Any observer could have predicted that opening both coasts to offshore drilling would draw fire from essentially every affected state. The original Obama proposal had also included some coastal lease areas, but opposition from the affected coastal states caused the administration to ultimately bar offshore drilling on both coasts. That would seem to suggest some pre-announcement consultation with at least the “friendly” red state governors, but that does not appear to have happened.  What does it say about the seriousness of a sixty-day comment period that even before the notice is published, informal comments by a governor of one state, after only a weekend of deliberation, results in its exclusion from the proposed listing?  And what will remain of that policy in a month, given that almost all of the affected coastal states have requested a similar waiver for the same reasons?

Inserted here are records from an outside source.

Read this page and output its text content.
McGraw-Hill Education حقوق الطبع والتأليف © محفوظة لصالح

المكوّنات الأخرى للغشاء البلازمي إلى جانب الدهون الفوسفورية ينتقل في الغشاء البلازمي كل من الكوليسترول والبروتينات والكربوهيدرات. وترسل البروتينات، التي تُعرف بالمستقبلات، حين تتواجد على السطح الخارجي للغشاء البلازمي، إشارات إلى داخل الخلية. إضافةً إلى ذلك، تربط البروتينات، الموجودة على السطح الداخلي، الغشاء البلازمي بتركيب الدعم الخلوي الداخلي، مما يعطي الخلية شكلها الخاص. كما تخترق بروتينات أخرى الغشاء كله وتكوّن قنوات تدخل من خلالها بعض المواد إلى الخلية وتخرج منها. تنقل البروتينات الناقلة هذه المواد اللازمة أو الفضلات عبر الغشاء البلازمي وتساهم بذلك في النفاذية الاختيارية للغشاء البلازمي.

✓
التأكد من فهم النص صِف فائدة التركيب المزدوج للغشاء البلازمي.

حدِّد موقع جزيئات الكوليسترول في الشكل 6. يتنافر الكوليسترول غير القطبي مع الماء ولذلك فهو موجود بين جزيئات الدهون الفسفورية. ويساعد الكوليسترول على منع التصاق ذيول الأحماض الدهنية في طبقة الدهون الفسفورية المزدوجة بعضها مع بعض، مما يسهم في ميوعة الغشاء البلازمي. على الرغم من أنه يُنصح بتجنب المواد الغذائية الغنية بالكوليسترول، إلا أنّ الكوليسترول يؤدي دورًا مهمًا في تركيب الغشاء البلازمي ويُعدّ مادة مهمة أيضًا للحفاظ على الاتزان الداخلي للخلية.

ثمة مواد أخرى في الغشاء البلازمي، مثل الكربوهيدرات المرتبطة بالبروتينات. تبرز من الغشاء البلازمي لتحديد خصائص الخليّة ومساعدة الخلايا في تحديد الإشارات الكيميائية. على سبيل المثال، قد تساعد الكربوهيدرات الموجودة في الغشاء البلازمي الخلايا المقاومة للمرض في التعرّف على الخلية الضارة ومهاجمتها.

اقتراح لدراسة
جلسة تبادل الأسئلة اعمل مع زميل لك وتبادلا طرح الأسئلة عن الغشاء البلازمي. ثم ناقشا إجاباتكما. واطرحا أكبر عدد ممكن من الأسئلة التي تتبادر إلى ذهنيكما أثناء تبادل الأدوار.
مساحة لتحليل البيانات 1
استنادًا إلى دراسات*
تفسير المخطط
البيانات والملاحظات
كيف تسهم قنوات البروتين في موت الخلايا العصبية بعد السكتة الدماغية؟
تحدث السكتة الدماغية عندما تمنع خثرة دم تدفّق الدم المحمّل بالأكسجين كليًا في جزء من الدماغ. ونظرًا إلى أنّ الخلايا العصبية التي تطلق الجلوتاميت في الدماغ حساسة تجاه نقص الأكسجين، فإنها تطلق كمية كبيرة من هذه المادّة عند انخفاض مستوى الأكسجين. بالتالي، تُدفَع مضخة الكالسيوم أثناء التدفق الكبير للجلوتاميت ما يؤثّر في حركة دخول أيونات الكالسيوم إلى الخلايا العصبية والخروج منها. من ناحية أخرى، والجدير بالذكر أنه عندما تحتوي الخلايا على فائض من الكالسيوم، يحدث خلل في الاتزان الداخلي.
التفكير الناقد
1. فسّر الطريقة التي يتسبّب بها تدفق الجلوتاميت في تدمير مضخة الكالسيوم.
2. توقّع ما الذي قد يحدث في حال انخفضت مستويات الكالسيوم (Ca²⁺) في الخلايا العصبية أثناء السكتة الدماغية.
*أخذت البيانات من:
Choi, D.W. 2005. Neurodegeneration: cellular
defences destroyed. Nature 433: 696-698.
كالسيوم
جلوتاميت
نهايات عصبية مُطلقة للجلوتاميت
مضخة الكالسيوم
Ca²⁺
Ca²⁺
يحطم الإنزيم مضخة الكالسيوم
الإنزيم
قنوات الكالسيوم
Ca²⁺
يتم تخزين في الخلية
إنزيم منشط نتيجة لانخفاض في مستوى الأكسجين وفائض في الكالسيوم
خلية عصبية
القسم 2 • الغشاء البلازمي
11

The offshore leasing proposal and its immediate revision has all the earmarks of a public relations event, not a serious policy re-evaluation of off-shore leasing. That may reflect confusion about who is in charge, the absence of seasoned management at the agency, or a rush to burnish the Administration’s list of accomplishments in advance of the mid-term elections.  Perhaps all of the above.  The Trump Administration is certainly entitled to reverse the policies it attacked during the 2016 election, but it also has an obligation to replace those policies with alternatives that are well-thought out through procedures designed to protect them against inevitable litigation challenges.